You do get temporary extra moons of the Earth, which orbit it for a few months and then leave it again. Such as 2006 RH120, 2-3 meters across which was a satellite of the Earth for nearly a year: September 2006 to June 2007. It's estimated that at any particular time there is probably at least one temporary moon of the Earth one meter in diameter, and perhaps 700 or so tiny moons at least 10 cm in diameter.

Also there may be dust in the L4 and L5 positions in the Kordylewski cloud if it exists - temporary because those are unstable in the Earth Moon system.

So given that population of tiny moonlets of the Earth, and these L4 and L5 transient continually replenished and dissipating clouds (if they exist), could there be some moonlets at least 10 cm in diameter in 28 day elliptical orbits around Earth that make them temporary retrograde moonlets of the moon?

But I don't know of any similar result for the Moon.

Indeed there are, so far, no known moons anywhere in the solar system that themselves have moons or rings. At one point Rhea, moon of Saturn was thought to possibly have rings. It still remains a possibility, though the evidence is indirect and inconclusive and a search for a ring hasn't turned up anything. A ring is basically a large number of very small moonlets.

We don't yet know of any moon in our solar system with moonlets or rings orbiting it, or indeed, don't know of any "double moon" although double asteroids are quite common.The nearest to this are Saturn's two co-orbital moons Epimetheus and Janus.

You might be interested in my article on this topic, which I wrote as New Horizons was approaching Pluto hence the title - to make it topical - but of course New Horizons didn't find any new moons.

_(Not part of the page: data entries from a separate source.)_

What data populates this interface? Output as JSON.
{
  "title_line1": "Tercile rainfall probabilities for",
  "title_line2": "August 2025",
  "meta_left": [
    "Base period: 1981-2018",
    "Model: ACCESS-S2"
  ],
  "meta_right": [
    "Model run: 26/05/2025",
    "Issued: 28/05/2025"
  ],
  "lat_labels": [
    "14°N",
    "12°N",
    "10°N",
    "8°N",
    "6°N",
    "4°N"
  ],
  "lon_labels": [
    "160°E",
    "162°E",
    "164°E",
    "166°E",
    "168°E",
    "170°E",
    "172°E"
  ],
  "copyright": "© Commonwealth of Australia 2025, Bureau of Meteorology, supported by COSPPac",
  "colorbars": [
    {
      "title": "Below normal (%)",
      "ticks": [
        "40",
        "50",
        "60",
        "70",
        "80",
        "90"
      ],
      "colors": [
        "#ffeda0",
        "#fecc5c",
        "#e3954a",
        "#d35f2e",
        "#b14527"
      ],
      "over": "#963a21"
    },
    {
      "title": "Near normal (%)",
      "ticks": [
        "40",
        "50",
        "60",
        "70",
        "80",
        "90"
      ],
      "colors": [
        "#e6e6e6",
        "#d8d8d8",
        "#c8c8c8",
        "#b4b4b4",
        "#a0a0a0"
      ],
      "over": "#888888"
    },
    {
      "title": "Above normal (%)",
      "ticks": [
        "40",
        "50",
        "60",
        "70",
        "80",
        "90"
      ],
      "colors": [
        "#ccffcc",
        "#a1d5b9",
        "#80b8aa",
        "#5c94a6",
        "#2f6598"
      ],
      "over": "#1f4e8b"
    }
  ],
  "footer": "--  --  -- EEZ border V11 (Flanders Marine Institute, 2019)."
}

Can Moons Have Moonlets? Or Rings? Moonlets Of Pluto's Moons?

  • $\begingroup$ I was reminded that these were actually confirmed last year by this comment. There was a patch of zodiacal light with a difference in polarization which stayed in the right place. See Part I (modeling), and Part II (observation). $\endgroup$
    – uhoh
    Commented Jul 21, 2019 at 16:00

We might count spacecraft sent to be deliberately captured into relatively stable lunar orbits. One such craft currently in such an orbit is Chandrayaan-2.

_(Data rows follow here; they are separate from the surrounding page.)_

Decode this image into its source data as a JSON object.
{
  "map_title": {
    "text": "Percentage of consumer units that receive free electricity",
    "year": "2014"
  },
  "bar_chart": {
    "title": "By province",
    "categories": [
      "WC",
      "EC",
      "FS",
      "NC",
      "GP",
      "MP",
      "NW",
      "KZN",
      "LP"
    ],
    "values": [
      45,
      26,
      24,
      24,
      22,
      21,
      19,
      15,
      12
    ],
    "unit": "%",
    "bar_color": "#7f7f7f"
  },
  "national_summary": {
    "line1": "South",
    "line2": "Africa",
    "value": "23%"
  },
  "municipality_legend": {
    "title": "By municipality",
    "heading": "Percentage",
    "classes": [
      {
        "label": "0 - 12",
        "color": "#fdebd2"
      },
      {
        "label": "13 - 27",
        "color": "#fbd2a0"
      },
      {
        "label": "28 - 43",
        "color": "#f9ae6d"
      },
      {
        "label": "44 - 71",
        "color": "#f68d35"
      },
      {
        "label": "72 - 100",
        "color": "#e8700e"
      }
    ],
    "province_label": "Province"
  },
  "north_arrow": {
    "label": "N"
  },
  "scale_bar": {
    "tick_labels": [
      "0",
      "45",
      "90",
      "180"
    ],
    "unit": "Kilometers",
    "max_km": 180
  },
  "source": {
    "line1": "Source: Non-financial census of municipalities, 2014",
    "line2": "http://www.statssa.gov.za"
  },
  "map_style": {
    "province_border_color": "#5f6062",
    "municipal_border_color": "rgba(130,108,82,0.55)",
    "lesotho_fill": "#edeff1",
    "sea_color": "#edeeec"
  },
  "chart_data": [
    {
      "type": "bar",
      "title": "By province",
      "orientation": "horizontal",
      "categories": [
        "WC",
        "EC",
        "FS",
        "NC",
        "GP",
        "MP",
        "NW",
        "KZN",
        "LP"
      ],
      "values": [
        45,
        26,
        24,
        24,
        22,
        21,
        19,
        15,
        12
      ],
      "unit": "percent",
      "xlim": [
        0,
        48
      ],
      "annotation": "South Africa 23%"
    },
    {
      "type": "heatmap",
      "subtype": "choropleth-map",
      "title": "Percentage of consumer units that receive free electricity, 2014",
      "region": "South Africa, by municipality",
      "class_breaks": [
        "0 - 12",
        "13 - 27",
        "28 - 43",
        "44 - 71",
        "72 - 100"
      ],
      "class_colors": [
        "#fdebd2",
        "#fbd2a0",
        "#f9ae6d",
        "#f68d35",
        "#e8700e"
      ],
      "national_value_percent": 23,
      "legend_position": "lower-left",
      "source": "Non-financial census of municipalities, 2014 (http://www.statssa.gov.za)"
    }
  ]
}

Aside from such cases, the Earth and Moon combined might capture objects into librations around the L$_4$ and L$_5$ Lagrange points, which may be regarded as simultaneously orbiting the Earth and Moon. The Kordylewski clouds have been controversial, but polarimetric measurements have indicated their existence at both of these Lagrange points[1,2,3].

The Saturnian moons Tethys and Dione are known to have co-orbiting moons at their stable Lagrange points with Saturn.


  1. Slíz-Balogh, Judit; Barta, András; Horváth, Gábor (11 November 2018). "Celestial mechanics and polarization optics of the Kordylewski dust cloud in the Earth–Moon Lagrange point L5 – I. Three-dimensional celestial mechanical modelling of dust cloud formation". Monthly Notices of the Royal Astronomical Society. 480 (4): 5550–5559. arXiv:1910.07466. Bibcode:2018MNRAS.480.5550S. doi:10.1093/mnras/sty2049. S2CID 125609141.

  2. Slíz-Balogh, Judit; Barta, András; Horváth, Gábor (1 January 2019). "Celestial mechanics and polarization optics of the Kordylewski dust cloud in the Earth–Moon Lagrange point L5 – Part II. Imaging polarimetric observation: new evidence for the existence of Kordylewski dust cloud". Monthly Notices of the Royal Astronomical Society. 482 (1): 762–770. arXiv:1910.07471. Bibcode:2019MNRAS.482..762S. doi:10.1093/mnras/sty2630.

  3. Judit Slíz-Balogh, Attila Mádai, Pál Sári, András Barta, Gábor Horváth (February 2023). "First polarimetric evidence of the existence of the Kordylewski Dust Cloud at the L4 Lagrange point of the Earth–Moon system". Monthly Notices of the Royal Astronomical Society, 518(4), 5236–5241. https://doi.org/10.1093/mnras/stac3429


At the moment the Earth's moon currently does not have any natural satellites. Although it is possible for the moon to capture an object, the proximity of the moon to Earth makes it unlikely that an orbit would be stable. Perhaps this is the reason no natural satellites currently orbiting the moon.